Nuclear NonProliferation, a NonKilling Index, and Nobel Prize Demographics — 2 Comments

  1. I am responding to the query on why best brains who excelled in scientific and cultural advances have been emerging from Europe, which signifies that there is a glaring density of brain drains in other geographical zones. In my opinion, the frameworks and yardsticks to qualify as candidates for the Nobel prizes solely reflect the socio-intellectual realities of their designers and anything outside that may not enjoy deserved recognition. In other words, there are thousands of cultural advances and ground breakings elsewhere but which to the satisfaction of the Nobel prize institution may not appear as extraordinary achievements. Therefore, except if there is insistence on global unification and in this context the European culture being the central model, there should be a system where each culture should be the one to determine what it holds dear and from which then it is determined that so and so advances deserve to be candidates for not only Nobel prizes but whatever solid personal achievement. For instance, there is something in Muslim tradition that enjoys a relatively insignificant attention. I am referring to Quran, their holy scripture. For centuries this has been a book that is subjected to an incomparably rigorous study both within and outside the milieu of religious adherents. In more specific terms, you find in Muslim societies, thousands of young men and women, children and old people alike committing the whole 114 chapters of the book which constitute more than 600 pages to memory. Most of them are not Arabs and may not even understand what the Qur’an is saying but can read it offhand from A-Z without error. Thousands of them have even written the whole Qur’an from their memory. If such cultural genius is considered, imagine how many persons will emerge as winners of such awards from other non-European quarters.

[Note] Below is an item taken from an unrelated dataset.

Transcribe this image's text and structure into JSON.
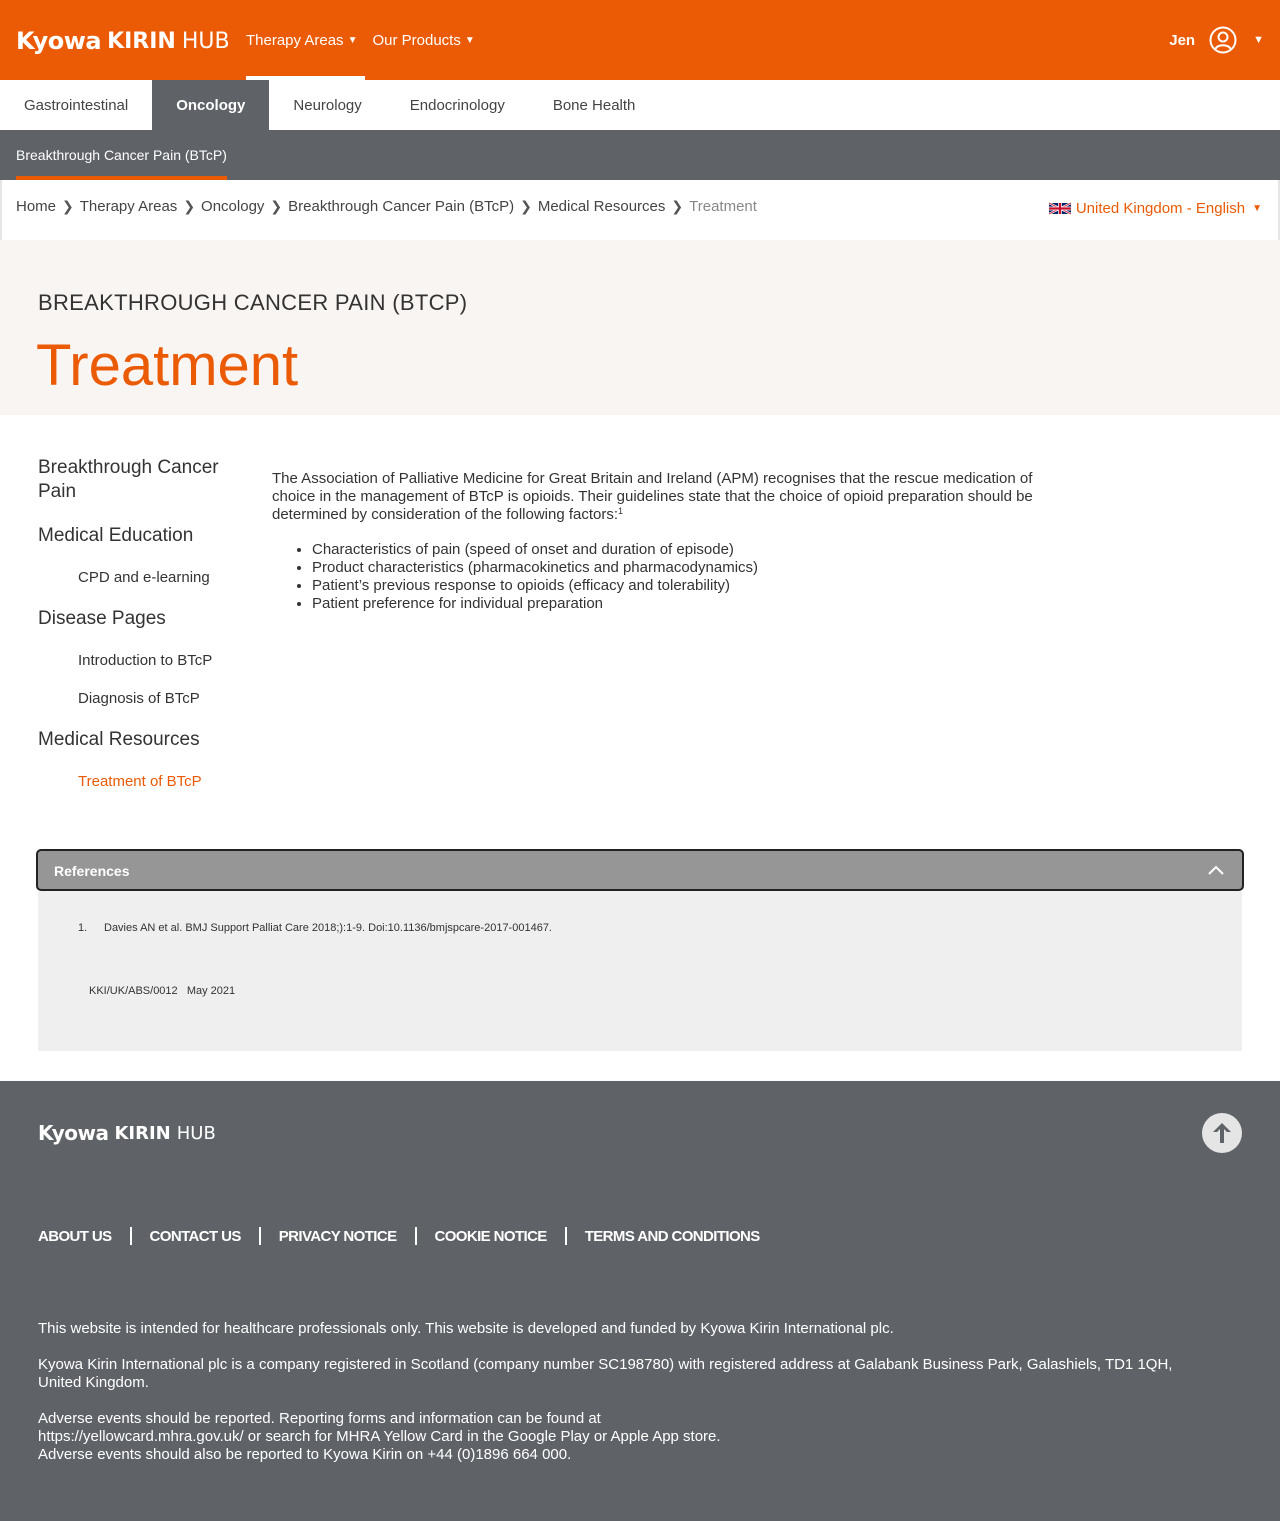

  2. The Nobel Prizes were set up by Albert Nobel who wanted to provide awards to recognize scientific advancement. The nominations for these awards can come from people anywhere in the world, Muslim countries are not excluded. In fact, 12 Nobel Prizes have been given to Muslims:

    • Anwar Sadat, 1978
    • Yasser Arafat, 1994
    • Shirin Ebadi, 2003
    • Mohamed El Baradei, 2005
    • Muhammed Yunus, 2006
    • Rawakel Karman, 2011
    • Malala Yousafzai, 2014

    • Naguib Mahfouz, 1988
    • Orhan Pamuk, 1952

    • Mohammad Abdus Salam, 1979
    • Ahmed Zewail, 1999
    • Aziz Sancar, 2015

    Other awards could be set up, like for memorizing the Quran, by people who would want to leave a legacy for that. I would be surprised if students in Muslim schools are not already recognized for such feats of memorization. However, I am not aware of any studies that correlate such memorization with scientific or peacemaking achievements.